# What do you think my mbti type is based on my drawings?



## GrowLegends (Mar 10, 2018)

Here:
https://growlegends.deviantart.com

What's your impression?:3


----------



## angelfish (Feb 17, 2011)

Cool artwork - I really like your animations. Strikes me as ENFP - the neon colors, the whimsy, lots of original characters.


----------



## GrowLegends (Mar 10, 2018)

Ooo thanks so much
ENFP eh?I've considered that,though I don't think I'm an extrovert haha!


----------



## SilentScream (Mar 31, 2011)

Sensing dominant imo. 

It's just that I can relate with regards to some of my own photography artwork in at least the explosion of color. 

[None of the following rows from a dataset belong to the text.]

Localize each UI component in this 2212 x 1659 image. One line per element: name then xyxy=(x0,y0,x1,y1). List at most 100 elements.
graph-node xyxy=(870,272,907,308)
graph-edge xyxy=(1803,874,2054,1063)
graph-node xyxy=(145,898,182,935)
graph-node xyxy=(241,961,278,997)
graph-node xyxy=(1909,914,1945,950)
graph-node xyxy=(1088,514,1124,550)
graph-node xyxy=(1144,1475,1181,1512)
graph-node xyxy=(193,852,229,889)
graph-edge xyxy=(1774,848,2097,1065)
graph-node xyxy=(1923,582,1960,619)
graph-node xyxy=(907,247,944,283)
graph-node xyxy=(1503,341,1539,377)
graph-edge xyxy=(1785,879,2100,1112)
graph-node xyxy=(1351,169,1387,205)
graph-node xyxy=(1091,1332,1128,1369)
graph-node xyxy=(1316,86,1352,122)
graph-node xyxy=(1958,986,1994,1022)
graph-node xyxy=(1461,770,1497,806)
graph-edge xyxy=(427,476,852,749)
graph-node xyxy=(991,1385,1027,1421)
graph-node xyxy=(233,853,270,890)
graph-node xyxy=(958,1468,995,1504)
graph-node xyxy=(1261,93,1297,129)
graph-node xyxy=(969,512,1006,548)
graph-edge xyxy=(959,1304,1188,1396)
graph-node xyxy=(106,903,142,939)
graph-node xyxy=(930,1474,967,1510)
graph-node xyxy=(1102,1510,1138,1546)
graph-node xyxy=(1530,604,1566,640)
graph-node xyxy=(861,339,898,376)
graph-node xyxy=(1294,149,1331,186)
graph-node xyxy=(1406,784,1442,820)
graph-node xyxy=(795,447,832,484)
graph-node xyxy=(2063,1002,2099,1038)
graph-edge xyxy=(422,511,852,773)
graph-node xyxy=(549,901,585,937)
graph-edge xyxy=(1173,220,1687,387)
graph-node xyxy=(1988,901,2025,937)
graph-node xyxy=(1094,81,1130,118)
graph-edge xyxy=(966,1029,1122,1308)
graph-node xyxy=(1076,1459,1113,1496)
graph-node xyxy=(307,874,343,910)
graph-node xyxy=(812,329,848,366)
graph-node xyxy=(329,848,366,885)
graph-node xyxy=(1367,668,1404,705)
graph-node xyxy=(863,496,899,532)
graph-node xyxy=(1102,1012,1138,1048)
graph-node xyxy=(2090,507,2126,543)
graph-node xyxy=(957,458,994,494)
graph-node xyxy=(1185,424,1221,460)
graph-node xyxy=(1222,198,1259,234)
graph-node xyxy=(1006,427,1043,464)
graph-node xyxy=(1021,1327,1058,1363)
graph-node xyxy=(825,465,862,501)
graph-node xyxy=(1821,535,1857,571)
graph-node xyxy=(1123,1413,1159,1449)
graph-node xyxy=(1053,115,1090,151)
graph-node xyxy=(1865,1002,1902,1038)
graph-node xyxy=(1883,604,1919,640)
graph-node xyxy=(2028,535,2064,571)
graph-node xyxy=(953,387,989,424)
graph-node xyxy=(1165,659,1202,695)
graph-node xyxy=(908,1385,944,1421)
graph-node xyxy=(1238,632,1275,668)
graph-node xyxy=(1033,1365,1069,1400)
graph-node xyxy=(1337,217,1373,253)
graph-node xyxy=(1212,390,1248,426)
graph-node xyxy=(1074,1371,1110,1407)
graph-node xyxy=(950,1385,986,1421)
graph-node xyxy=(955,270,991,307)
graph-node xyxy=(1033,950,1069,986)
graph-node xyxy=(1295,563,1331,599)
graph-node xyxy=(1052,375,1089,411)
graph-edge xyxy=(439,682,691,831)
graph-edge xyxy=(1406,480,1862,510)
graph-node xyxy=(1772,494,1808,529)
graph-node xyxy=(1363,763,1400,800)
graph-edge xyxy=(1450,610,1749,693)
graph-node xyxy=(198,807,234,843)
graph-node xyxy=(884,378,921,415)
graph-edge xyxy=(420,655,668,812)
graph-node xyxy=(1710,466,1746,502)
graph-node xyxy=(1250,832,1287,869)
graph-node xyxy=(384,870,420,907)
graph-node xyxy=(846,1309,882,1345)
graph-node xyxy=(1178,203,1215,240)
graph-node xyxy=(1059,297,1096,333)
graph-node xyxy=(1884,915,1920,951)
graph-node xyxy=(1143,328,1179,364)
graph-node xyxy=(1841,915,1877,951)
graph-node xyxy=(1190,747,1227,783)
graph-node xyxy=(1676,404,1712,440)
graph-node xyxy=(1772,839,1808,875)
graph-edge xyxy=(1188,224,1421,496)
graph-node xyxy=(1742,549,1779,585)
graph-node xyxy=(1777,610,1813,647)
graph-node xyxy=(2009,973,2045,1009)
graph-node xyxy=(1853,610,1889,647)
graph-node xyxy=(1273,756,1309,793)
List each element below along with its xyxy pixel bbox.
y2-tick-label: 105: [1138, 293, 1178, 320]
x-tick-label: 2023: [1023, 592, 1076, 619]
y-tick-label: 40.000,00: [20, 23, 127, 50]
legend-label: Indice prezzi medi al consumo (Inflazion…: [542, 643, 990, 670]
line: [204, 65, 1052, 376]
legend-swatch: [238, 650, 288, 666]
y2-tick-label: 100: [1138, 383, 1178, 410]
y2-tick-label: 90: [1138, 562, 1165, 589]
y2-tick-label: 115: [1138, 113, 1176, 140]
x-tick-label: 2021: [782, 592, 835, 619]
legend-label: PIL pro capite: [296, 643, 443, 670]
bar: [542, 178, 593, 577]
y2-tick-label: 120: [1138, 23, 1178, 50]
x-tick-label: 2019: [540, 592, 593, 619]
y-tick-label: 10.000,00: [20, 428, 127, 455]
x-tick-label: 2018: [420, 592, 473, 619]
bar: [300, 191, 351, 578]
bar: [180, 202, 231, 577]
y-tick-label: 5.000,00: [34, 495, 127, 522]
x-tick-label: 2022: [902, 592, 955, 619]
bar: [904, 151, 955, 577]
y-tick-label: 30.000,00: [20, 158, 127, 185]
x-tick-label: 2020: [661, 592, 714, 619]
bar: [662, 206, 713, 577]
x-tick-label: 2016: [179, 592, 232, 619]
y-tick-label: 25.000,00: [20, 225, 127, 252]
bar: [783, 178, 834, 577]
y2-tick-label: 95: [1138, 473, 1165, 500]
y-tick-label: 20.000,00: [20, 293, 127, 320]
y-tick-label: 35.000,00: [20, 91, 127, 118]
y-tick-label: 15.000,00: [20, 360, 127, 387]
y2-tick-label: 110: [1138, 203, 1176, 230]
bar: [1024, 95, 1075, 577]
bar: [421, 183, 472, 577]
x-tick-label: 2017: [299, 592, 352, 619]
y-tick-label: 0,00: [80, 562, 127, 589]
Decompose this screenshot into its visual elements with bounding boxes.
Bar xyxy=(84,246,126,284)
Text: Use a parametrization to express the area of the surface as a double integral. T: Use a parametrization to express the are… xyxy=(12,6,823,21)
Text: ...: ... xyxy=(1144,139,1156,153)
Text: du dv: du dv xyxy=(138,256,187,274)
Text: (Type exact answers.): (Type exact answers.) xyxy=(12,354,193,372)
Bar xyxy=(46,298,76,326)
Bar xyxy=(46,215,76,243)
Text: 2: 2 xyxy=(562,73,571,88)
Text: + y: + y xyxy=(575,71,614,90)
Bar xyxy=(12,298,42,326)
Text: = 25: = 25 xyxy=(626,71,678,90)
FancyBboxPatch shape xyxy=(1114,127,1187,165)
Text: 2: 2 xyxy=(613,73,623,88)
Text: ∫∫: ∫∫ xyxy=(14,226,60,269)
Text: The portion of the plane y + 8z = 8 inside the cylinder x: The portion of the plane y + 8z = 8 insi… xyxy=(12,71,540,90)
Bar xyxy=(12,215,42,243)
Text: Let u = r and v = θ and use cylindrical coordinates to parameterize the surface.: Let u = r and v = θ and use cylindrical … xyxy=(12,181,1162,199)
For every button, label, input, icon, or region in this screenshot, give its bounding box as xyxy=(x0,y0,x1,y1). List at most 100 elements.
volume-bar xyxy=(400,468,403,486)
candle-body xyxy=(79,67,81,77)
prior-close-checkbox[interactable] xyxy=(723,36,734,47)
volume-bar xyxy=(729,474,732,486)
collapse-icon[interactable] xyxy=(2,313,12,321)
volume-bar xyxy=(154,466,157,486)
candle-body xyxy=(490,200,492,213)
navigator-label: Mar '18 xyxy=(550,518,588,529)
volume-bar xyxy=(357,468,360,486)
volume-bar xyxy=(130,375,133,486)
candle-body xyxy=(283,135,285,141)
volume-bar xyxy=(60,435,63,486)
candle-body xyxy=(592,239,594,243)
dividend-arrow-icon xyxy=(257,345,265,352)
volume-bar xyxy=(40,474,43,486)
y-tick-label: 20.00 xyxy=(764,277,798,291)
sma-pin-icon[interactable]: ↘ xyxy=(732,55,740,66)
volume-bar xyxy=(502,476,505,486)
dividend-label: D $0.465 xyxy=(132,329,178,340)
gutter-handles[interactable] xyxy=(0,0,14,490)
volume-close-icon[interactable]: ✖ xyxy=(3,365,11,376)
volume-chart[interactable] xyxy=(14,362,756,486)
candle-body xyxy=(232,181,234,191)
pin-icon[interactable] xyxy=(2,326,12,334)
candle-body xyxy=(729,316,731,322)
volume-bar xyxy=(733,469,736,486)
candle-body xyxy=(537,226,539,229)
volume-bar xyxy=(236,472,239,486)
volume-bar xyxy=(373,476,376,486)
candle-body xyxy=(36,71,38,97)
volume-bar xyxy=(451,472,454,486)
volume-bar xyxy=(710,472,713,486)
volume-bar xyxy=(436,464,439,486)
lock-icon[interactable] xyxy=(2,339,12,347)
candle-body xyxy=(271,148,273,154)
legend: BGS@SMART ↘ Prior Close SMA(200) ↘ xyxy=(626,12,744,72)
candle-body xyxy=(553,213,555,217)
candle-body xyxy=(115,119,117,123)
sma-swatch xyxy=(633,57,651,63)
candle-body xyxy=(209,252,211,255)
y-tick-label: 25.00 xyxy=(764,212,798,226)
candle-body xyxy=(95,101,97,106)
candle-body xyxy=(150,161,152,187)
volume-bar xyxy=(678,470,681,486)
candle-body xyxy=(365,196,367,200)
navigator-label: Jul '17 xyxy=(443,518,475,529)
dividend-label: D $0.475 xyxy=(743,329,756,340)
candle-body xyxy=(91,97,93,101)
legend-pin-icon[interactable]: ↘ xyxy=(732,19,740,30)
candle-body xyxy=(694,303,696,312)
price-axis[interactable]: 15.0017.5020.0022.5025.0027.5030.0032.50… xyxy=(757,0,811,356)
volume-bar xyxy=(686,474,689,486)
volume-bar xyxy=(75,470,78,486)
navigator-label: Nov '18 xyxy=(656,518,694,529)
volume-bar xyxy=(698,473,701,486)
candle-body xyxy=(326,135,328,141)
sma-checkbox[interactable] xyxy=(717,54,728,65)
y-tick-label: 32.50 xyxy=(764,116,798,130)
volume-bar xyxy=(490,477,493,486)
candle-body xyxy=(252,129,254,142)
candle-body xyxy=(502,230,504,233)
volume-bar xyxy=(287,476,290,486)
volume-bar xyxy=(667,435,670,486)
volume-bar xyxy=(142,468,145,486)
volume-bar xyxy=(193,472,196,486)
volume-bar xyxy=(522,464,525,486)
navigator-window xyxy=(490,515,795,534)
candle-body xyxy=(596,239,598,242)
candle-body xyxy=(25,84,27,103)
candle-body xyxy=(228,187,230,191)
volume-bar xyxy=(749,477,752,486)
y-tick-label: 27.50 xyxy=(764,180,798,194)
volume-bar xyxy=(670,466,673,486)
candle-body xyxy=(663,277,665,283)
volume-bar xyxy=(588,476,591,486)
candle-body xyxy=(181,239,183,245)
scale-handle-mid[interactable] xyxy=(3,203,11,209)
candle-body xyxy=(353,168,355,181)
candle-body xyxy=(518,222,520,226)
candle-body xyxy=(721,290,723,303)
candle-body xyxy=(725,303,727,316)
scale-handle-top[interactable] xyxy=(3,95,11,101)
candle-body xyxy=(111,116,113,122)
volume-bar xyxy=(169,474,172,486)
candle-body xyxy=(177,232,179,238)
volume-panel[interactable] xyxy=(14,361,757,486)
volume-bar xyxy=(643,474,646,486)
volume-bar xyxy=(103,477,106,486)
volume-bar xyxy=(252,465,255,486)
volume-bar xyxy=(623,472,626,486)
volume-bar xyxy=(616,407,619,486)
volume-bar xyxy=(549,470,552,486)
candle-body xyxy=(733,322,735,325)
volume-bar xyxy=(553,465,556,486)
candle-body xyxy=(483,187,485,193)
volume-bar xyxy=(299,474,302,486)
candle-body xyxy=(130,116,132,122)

But it could be something completely different.


----------



## danthemanklein (Mar 30, 2018)

INFP maybe?


----------



## PlasticRenaissance (Jun 28, 2017)

INTP 

PS. the character design looks interesting esp. AFGANA


----------



## Energumen (Apr 24, 2015)

Very INFx.


----------



## M3m3s4ndTr4sh (May 24, 2018)

INFP, the element of fantasy is prevalent. Possibly INFJ but to a lesser extent


----------



## TBKT (Jan 10, 2019)

You are definitely a dreamer


----------



## Thunal33 (Oct 22, 2018)

Gives me INFP vibes.


----------



## Gryphonette (Jul 5, 2016)

I think INFP or ENFP. The bright colors, imagination, mystical-ness, and dreamy/pensive creatures.

As for you saying you don't think yourself an introvert, that doesn't totally rule out ENFP  Every ENFP I have known has said they need downtime away from people (They are the most introverted extroverts if I remember correctly).


----------



## Cherry (May 28, 2017)

IxFx

Not really sure though!


----------



## bucolic (Apr 4, 2017)

Those drawings make me think xNFP.


----------



## GreenlandicVegan (Sep 14, 2019)

I definitely think infp 😄


----------